The casing serves certain functional ends -- for example, radiation shielding, electromagnetic interference shielding, and heat ventilation -- but is also intended to be aesthetically pleasing. The design of the computer casing should not be disqualified merely because the design also affects the external appearance of the computer.

5. Duplicate Prototypes

Prop. Reg. 1.174-2(a)(3)(vii) excludes from the definition of research "[t]he construction of duplicate prototypes types used for market testing purposes or held for sale." This language represents an improvement over that contained in the initial 1983 regulations and generally addresses the concerns we discussed in our November 1987 comments. We recommend, however, that the final regulations include an affirmative statement (or example) confirming that R&E includes both --

i. expenditures for the production of duplicate (or multiple) prototypes where each prototype is subjected to a different test during the development process (which testing may destroy each prototype or eliminate its utility for any subsequent sale), and

ii. expenditures for "sequential" prototypes each of which reflect a progressively sophisticated design of the product than its predecessor, which design is derived through the testing and experimentation process itself. (17)

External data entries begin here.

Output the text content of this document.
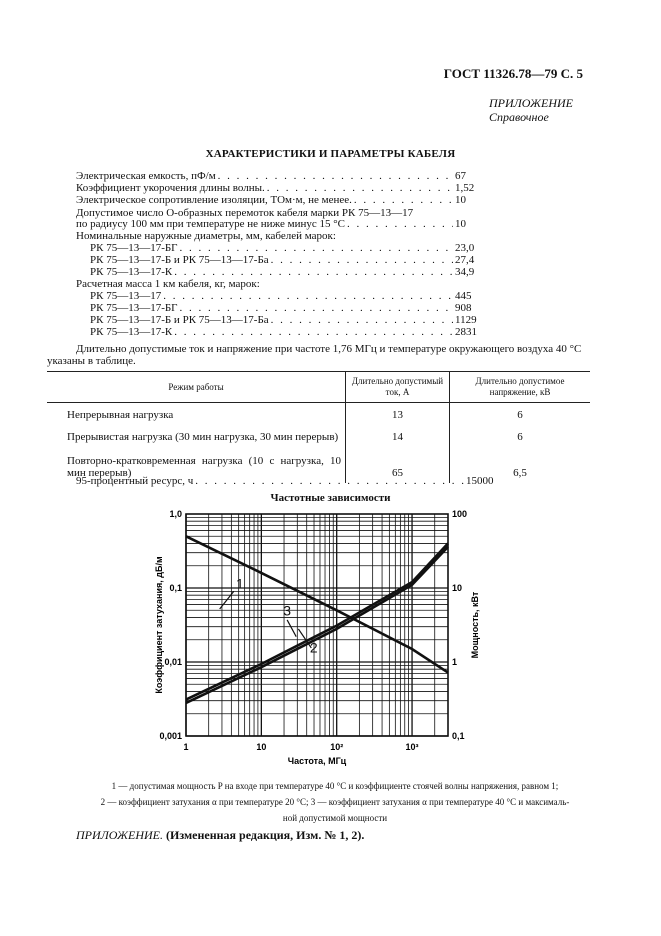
ГОСТ 11326.78—79 С. 5
ПРИЛОЖЕНИЕ
Справочное
ХАРАКТЕРИСТИКИ И ПАРАМЕТРЫ КАБЕЛЯ
Электрическая емкость, пФ/м . . .	67
Коэффициент укорочения длины волны. . . .	1,52
Электрическое сопротивление изоляции, ТОм·м, не менее. . . .	10
Допустимое число О-образных перемоток кабеля марки РК 75—13—17
по радиусу 100 мм при температуре не ниже минус 15 °С . . .	10
Номинальные наружные диаметры, мм, кабелей марок:
РК 75—13—17-БГ . . .	23,0
РК 75—13—17-Б и РК 75—13—17-Ба . . .	27,4
РК 75—13—17-К . . .	34,9
Расчетная масса 1 км кабеля, кг, марок:
РК 75—13—17 . . .	445
РК 75—13—17-БГ . . .	908
РК 75—13—17-Б и РК 75—13—17-Ба . . .	1129
РК 75—13—17-К . . .	2831
Длительно допустимые ток и напряжение при частоте 1,76 МГц и температуре окружающего воздуха 40 °С
указаны в таблице.
Режим работы	Длительно допустимый ток, А	Длительно допустимое напряжение, кВ
Непрерывная нагрузка	13	6
Прерывистая нагрузка (30 мин нагрузка, 30 мин перерыв)	14	6
Повторно-кратковременная нагрузка (10 с нагрузка, 10 мин перерыв)	65	6,5
95-процентный ресурс, ч . . .	15000
Частотные зависимости
1	10	10²	10³
0,001
0,01
0,1
1,0
0,1
1
10
100
Частота, МГц
Коэффициент затухания, дБ/м	Мощность, кВт
1
2
3
1 — допустимая мощность P на входе при температуре 40 °С и коэффициенте стоячей волны напряжения, равном 1;
2 — коэффициент затухания α при температуре 20 °С; 3 — коэффициент затухания α при температуре 40 °С и максималь-
ной допустимой мощности
ПРИЛОЖЕНИЕ. (Измененная редакция, Изм. № 1, 2).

See, e.g., Reve. Rul. 69-484, 1969-2 C.B. 38, in which the IRS held that the costs of producing multiple prototypes for use in the research and development process are R&E expenditures under section 174.

6. Tools, Jigs, Molds, and Dies

The initial 1983 regulations contain an exclusion from R&E for "the routine design of tools, jigs, molds, and dies." Prop. Reg. 1.174-2(a)(3) does not contain such an exclusion, but neither the proposed regulations nor the preamble address the reason for the change. We believe the significance of this change should be explained in the final regulations.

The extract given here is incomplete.